The militants, who did not see the others hidden there, then made their way downstairs where six employees were hiding under the stairs.

Cellulant says they introduced themselves as al-Shabab militants before shooting five of them dead.

“One of our colleagues was miraculously unharmed. Jeremiah, Mike, John , Kelvin and Denis had shielded her into the back corner behind them, effectively removing her from sight,” the firm said.

Who were the Cellulant six?

Jeremiah Mbaria

Image copyright Cellulant

Cellant described him as a leader, a brother and a mentor to many.

“He guided his team with humility and corrected with humour.
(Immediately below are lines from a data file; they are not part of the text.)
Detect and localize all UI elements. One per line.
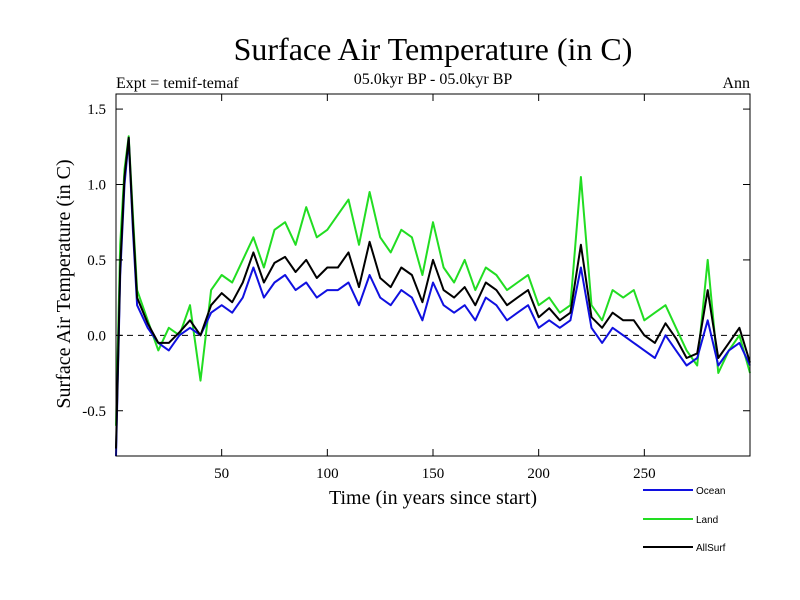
legend-label-ocean: Ocean (696, 486, 725, 497)
season-label: Ann (722, 75, 750, 92)
x-tick-label-250: 250 (633, 466, 656, 482)
x-axis-label: Time (in years since start) (329, 487, 537, 509)
y-axis-label: Surface Air Temperature (in C) (53, 159, 75, 408)
legend-label-allsurf: AllSurf (696, 543, 726, 554)
series-group (115, 135, 751, 457)
legend: Ocean Land AllSurf (643, 486, 726, 554)
x-tick-label-50: 50 (214, 466, 229, 482)
chart-subtitle: 05.0kyr BP - 05.0kyr BP (354, 71, 513, 88)
legend-label-land: Land (696, 515, 718, 526)
y-tick-label-1: 1.0 (87, 178, 106, 194)
plot-frame (115, 93, 751, 457)
x-tick-label-200: 200 (527, 466, 550, 482)
y-tick-label-0: 0.0 (87, 328, 106, 344)
x-tick-label-100: 100 (316, 466, 339, 482)
y-tick-label-1p5: 1.5 (87, 102, 106, 118)
experiment-label: Expt = temif-temaf (116, 75, 239, 92)
series-line-land (115, 135, 751, 426)
series-line-allsurf (115, 136, 751, 449)
y-axis-ticks: -0.5 0.0 0.5 1.0 1.5 (82, 102, 750, 420)
y-tick-label-0p5: 0.5 (87, 253, 106, 269)
series-line-ocean (115, 138, 751, 457)
x-tick-label-150: 150 (422, 466, 445, 482)
chart-title: Surface Air Temperature (in C) (234, 31, 633, 67)
y-tick-label--0p5: -0.5 (82, 404, 106, 420)
x-axis-ticks: 50 100 150 200 250 (214, 94, 656, 482)
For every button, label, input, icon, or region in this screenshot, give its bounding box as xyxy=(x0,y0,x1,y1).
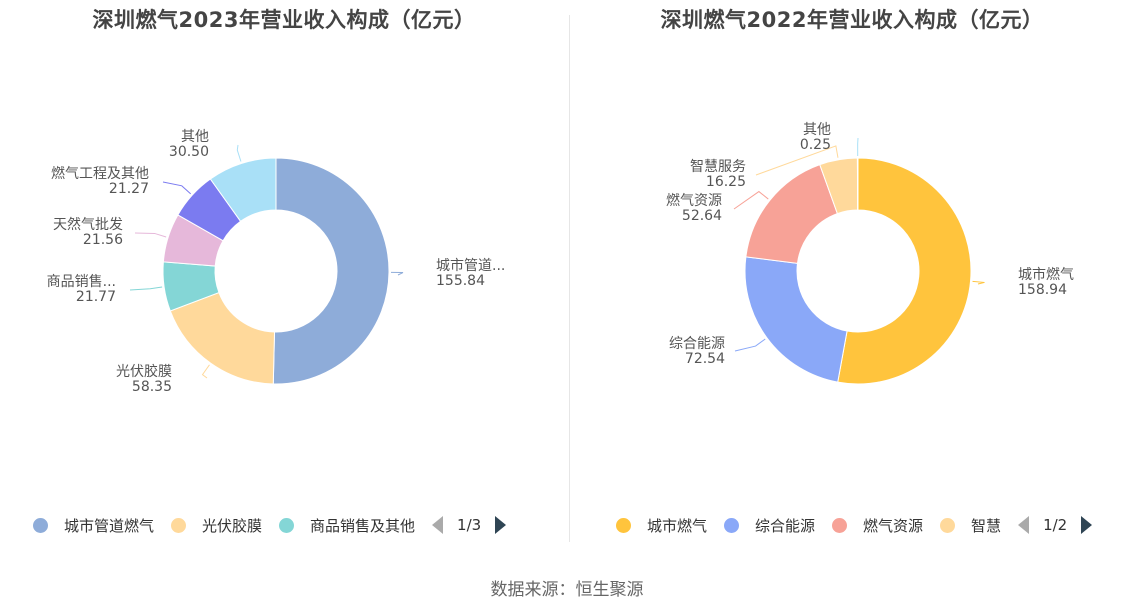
label-leader-line xyxy=(390,271,404,276)
slice-label: 光伏胶膜 xyxy=(116,363,172,380)
legend-label: 综合能源 xyxy=(755,516,816,535)
label-leader-line xyxy=(733,190,769,210)
slice-label: 综合能源 xyxy=(669,336,725,352)
legend-pager: 1/2 xyxy=(1018,516,1093,534)
slice-value-label: 155.84 xyxy=(436,273,485,289)
slice-value-label: 21.56 xyxy=(83,232,123,248)
data-source-note: 数据来源：恒生聚源 xyxy=(490,580,644,600)
slice-value-label: 52.64 xyxy=(682,208,722,224)
pie-slice[interactable] xyxy=(209,157,277,223)
label-leader-line xyxy=(236,144,242,162)
label-leader-line xyxy=(972,280,985,285)
legend-pager: 1/3 xyxy=(432,516,507,534)
prev-page-icon[interactable] xyxy=(432,516,444,534)
slice-label: 智慧服务 xyxy=(690,159,746,175)
legend-label: 商品销售及其他 xyxy=(310,516,416,535)
slice-value-label: 21.77 xyxy=(76,289,116,305)
legend: 城市管道燃气 光伏胶膜 商品销售及其他 1/3 xyxy=(0,512,568,538)
legend-marker xyxy=(940,517,956,533)
slice-label: 城市管道... xyxy=(436,257,505,274)
legend-item[interactable]: 商品销售及其他 xyxy=(279,515,415,536)
panel-divider xyxy=(569,15,570,542)
slice-label: 燃气工程及其他 xyxy=(51,165,149,182)
legend-item[interactable]: 智慧 xyxy=(940,515,1001,536)
slice-value-label: 58.35 xyxy=(132,379,172,395)
legend-item[interactable]: 燃气资源 xyxy=(832,515,923,536)
slice-label: 商品销售... xyxy=(47,274,116,290)
slice-label: 燃气资源 xyxy=(666,192,722,209)
label-leader-line xyxy=(162,181,192,195)
next-page-icon[interactable] xyxy=(495,516,507,534)
slice-label: 其他 xyxy=(181,129,209,145)
label-leader-line xyxy=(201,364,210,379)
legend-item[interactable]: 城市燃气 xyxy=(616,515,707,536)
legend-marker xyxy=(171,517,187,533)
pie-slice[interactable] xyxy=(837,157,972,385)
slice-value-label: 30.50 xyxy=(169,144,209,160)
slice-value-label: 72.54 xyxy=(685,351,725,367)
slice-value-label: 16.25 xyxy=(706,174,746,190)
label-leader-line xyxy=(755,145,839,176)
prev-page-icon[interactable] xyxy=(1018,516,1030,534)
legend-item[interactable]: 光伏胶膜 xyxy=(171,515,262,536)
label-leader-line xyxy=(734,338,766,352)
next-page-icon[interactable] xyxy=(1081,516,1093,534)
legend-marker xyxy=(724,517,740,533)
slice-value-label: 158.94 xyxy=(1018,282,1067,298)
pie-slice[interactable] xyxy=(272,157,390,385)
legend-item[interactable]: 综合能源 xyxy=(724,515,815,536)
slice-label: 天然气批发 xyxy=(53,216,123,233)
slice-value-label: 0.25 xyxy=(800,137,831,153)
slice-value-label: 21.27 xyxy=(109,181,149,197)
legend-page-indicator: 1/3 xyxy=(457,516,482,534)
pie-slice[interactable] xyxy=(169,291,276,385)
legend-marker xyxy=(33,517,48,533)
legend: 城市燃气 综合能源 燃气资源 智慧 1/2 xyxy=(570,512,1134,538)
chart-title: 深圳燃气2023年营业收入构成（亿元） xyxy=(92,8,476,32)
legend-marker xyxy=(279,517,295,533)
legend-label: 光伏胶膜 xyxy=(202,516,263,535)
pie-slice[interactable] xyxy=(745,164,839,264)
donut-chart-2023: 城市管道...155.84光伏胶膜58.35商品销售...21.77天然气批发2… xyxy=(47,129,506,395)
legend-label: 智慧 xyxy=(971,516,1002,535)
label-leader-line xyxy=(129,286,163,291)
chart-panel-2022: 深圳燃气2022年营业收入构成（亿元） 城市燃气 158.94 综合能源 72.54 燃… xyxy=(570,0,1134,545)
legend-marker xyxy=(616,517,631,533)
legend-label: 燃气资源 xyxy=(863,516,924,535)
legend-label: 城市管道燃气 xyxy=(64,516,155,535)
pie-slice[interactable] xyxy=(856,157,859,211)
slice-label: 城市燃气 xyxy=(1018,266,1074,283)
slice-label: 其他 xyxy=(803,122,831,138)
legend-label: 城市燃气 xyxy=(647,516,708,535)
pie-slice[interactable] xyxy=(744,256,848,383)
chart-panel-2023: 深圳燃气2023年营业收入构成（亿元） 城市管道... 155.84 光伏胶膜 58.… xyxy=(0,0,568,545)
label-leader-line xyxy=(134,232,167,238)
legend-page-indicator: 1/2 xyxy=(1043,516,1068,534)
legend-marker xyxy=(832,517,848,533)
legend-item[interactable]: 城市管道燃气 xyxy=(33,515,154,536)
chart-title: 深圳燃气2022年营业收入构成（亿元） xyxy=(660,8,1044,32)
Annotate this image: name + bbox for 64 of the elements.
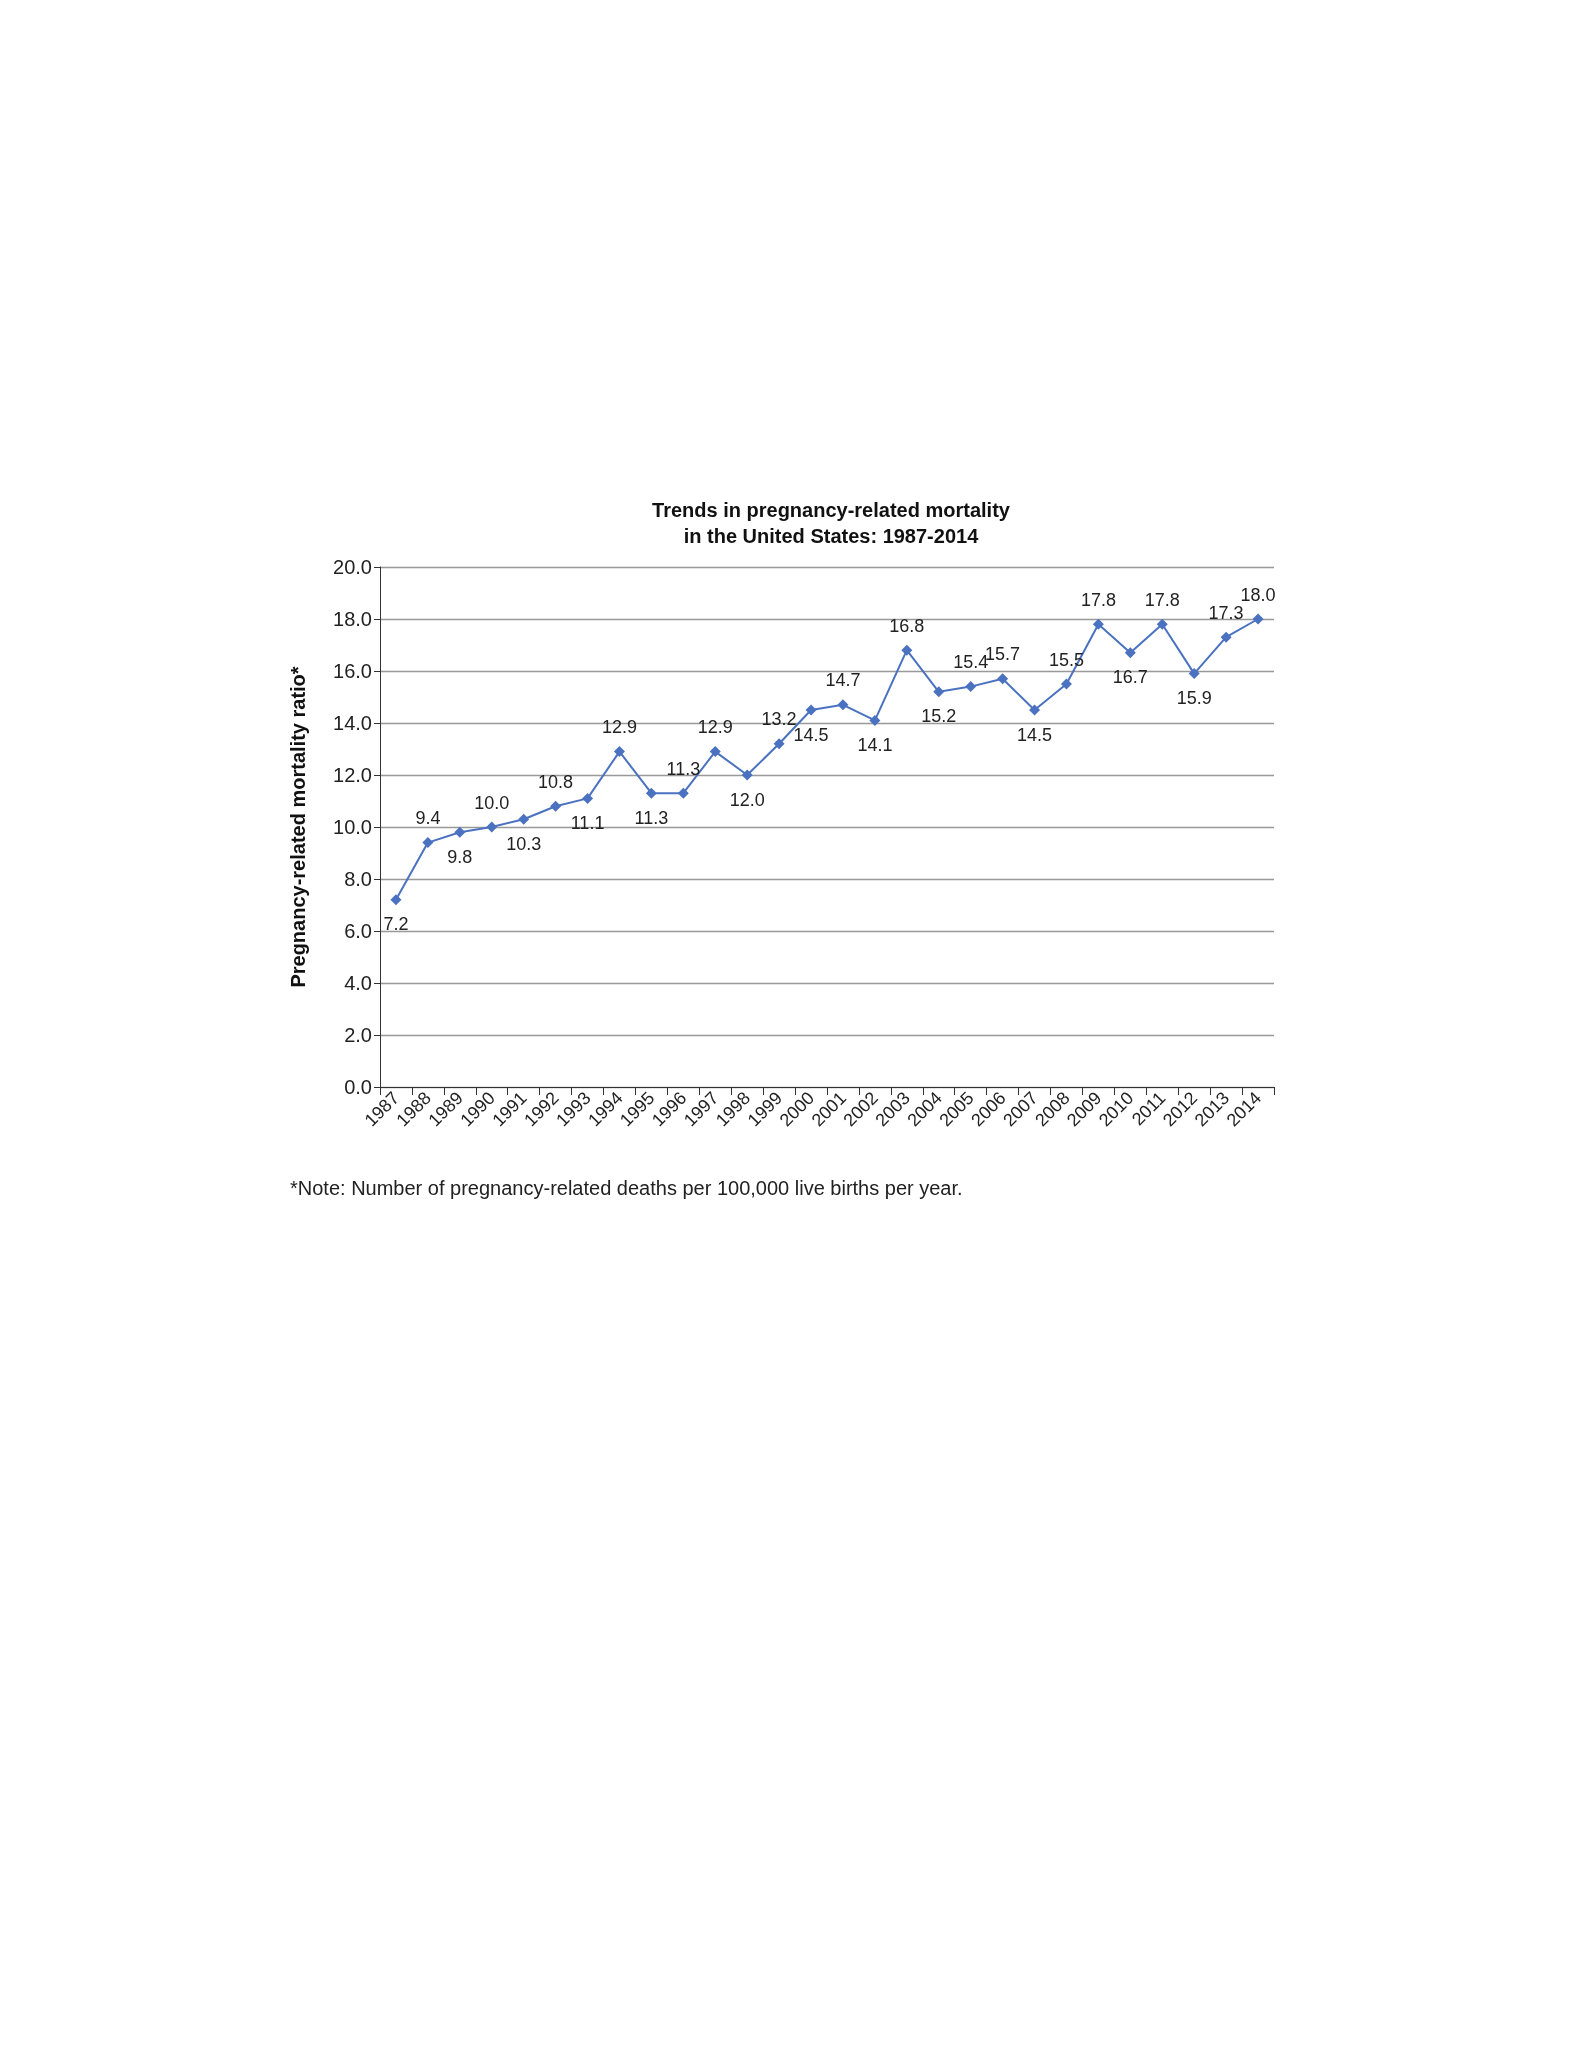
y-tick-label: 12.0 bbox=[333, 764, 372, 786]
data-label: 10.8 bbox=[538, 771, 574, 792]
y-tick-label: 16.0 bbox=[333, 660, 372, 682]
data-label: 11.3 bbox=[666, 758, 701, 779]
data-label: 10.3 bbox=[506, 833, 542, 854]
point bbox=[1188, 668, 1200, 680]
y-tick-label: 10.0 bbox=[333, 816, 372, 838]
y-axis-title: Pregnancy-related mortality ratio* bbox=[287, 666, 309, 988]
data-label: 17.3 bbox=[1208, 602, 1244, 623]
text: *Note: Number of pregnancy-related deaths per 100,000 live births per year. bbox=[290, 1177, 963, 1199]
point bbox=[901, 644, 913, 656]
data-label: 9.8 bbox=[447, 846, 473, 867]
point bbox=[773, 738, 785, 750]
data-label: 17.8 bbox=[1144, 589, 1180, 610]
y-tick-label: 20.0 bbox=[333, 556, 372, 578]
data-label: 12.9 bbox=[601, 717, 637, 738]
data-label: 16.8 bbox=[889, 615, 925, 636]
data-label: 14.1 bbox=[857, 734, 893, 755]
point bbox=[837, 699, 849, 711]
data-label: 11.1 bbox=[570, 812, 605, 833]
data-label: 15.2 bbox=[921, 706, 957, 727]
point bbox=[1124, 647, 1136, 659]
point bbox=[869, 714, 881, 726]
point bbox=[1220, 631, 1232, 643]
point bbox=[486, 821, 498, 833]
y-tick-label: 6.0 bbox=[344, 920, 372, 942]
point bbox=[390, 894, 402, 906]
data-label: 16.7 bbox=[1112, 667, 1148, 688]
point bbox=[677, 787, 689, 799]
data-label: 17.8 bbox=[1080, 589, 1116, 610]
data-label: 18.0 bbox=[1240, 584, 1276, 605]
point bbox=[582, 792, 594, 804]
y-tick-label: 2.0 bbox=[344, 1024, 372, 1046]
y-tick-label: 18.0 bbox=[333, 608, 372, 630]
point bbox=[645, 787, 657, 799]
point bbox=[1156, 618, 1168, 630]
data-label: 11.3 bbox=[634, 807, 669, 828]
point bbox=[709, 746, 721, 758]
point bbox=[933, 686, 945, 698]
point bbox=[550, 800, 562, 812]
point bbox=[518, 813, 530, 825]
point bbox=[1092, 618, 1104, 630]
y-tick-label: 4.0 bbox=[344, 972, 372, 994]
data-label: 14.5 bbox=[1017, 724, 1053, 745]
y-tick-label: 8.0 bbox=[344, 868, 372, 890]
data-label: 7.2 bbox=[383, 914, 409, 935]
point bbox=[965, 681, 977, 693]
data-label: 12.0 bbox=[729, 789, 765, 810]
point bbox=[997, 673, 1009, 685]
data-label: 12.9 bbox=[697, 717, 733, 738]
point bbox=[741, 769, 753, 781]
chart-title: Trends in pregnancy-related mortality in the United States: 1987-2014 bbox=[652, 499, 1011, 547]
data-label: 15.9 bbox=[1176, 688, 1212, 709]
point bbox=[422, 837, 434, 849]
y-tick-label: 14.0 bbox=[333, 712, 372, 734]
point bbox=[1029, 704, 1041, 716]
point bbox=[1252, 613, 1264, 625]
point bbox=[613, 746, 625, 758]
data-label: 9.4 bbox=[415, 808, 441, 829]
point bbox=[805, 704, 817, 716]
point bbox=[454, 826, 466, 838]
data-label: 14.7 bbox=[825, 670, 861, 691]
point bbox=[1060, 678, 1072, 690]
data-label: 10.0 bbox=[474, 792, 510, 813]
He loved God and everyone he came across, and always challenged his team to grow.”

He had just taken up a leadership role after his manager left the company late last year.

“He took on the responsibilities of leadership very gracefully and lead by example, working late to help his team meet their deadlines,” Cellulant said.

Kelvin Gitonga

Image copyright Cellulant

Passionate about his job, Mr Gitonga believed “technology would change the world”, the firm said.

It described him as “an intelligent and versatile engineer” with a thirst for knowledge and learning.

He single-handedly overhauled the product’s user interface making it easier and more friendly to use, the company said.

Ashford Kuria

Image copyright Cellulant

Fondly remembered by those at Cellutant as “the ultimate geek”, Mr Kuria had worked on all the company’s major products, and was part of the team that built the technology that supports Cellutant services.

He was also described as the company’s “unofficial documentarian”.

“If you wanted a photo from any event in the past 10 years – Ash would have had it,” Cellutant’s tribute said.

“His knowledge of everything about everything was hilarious,” it added.

“[Ashford] will be remembered best for his big smile, warm personality, his kindness [and] love to everyone – and most importantly his tenacity.”

Wilfred Kareithi

Image copyright Cellulant

“Energetic” and “happy” was how Cellulant described Mr Kareithi, who started as an intern at the company but proved himself to be one of the best engineers.

He “never shied away” from taking on the most challenging of tasks, the firm said.

“He helped unconditionally, and always sought to mentor new staff members and share knowledge.”

He had been managing projects in Malawi, Mozambique, Rwanda and Nigeria.

John Ndiritu

Image copyright Cellulant

“Just because it is not my job, doesn’t mean I can’t do it,” Mr Ndiritu was known to tell colleagues at Cellulant in need of help.

As a quality assurance tester “he was always willing to go the extra mile to help when called upon”, the company said in a statement on Twitter.

“Jovial, calm and best-known for his humour”, is how they summed up his personality.

He was part of the team members that worked on a mobile banking app for Ecobank, one of the leading banks in Africa.

The team “delivered the app in 86 days, four platforms, four languages in 33 countries in Africa”, Cellulant said.

Denis Mwaniki

Image copyright Cellulant

The information security expert was described by his employer as a “curious explorer, strategic thinker, a gentleman and exemplary leader”.

He was also one of the best IT security experts in Africa, the company said.

Cellulant secured coveted information security certification thanks to Mr Mwankiki’s “intellect”, the firm said, adding that he would be remembered as “a calm and humble spirit”.

His work enabled the company to get certified to operate in almost any market in the world.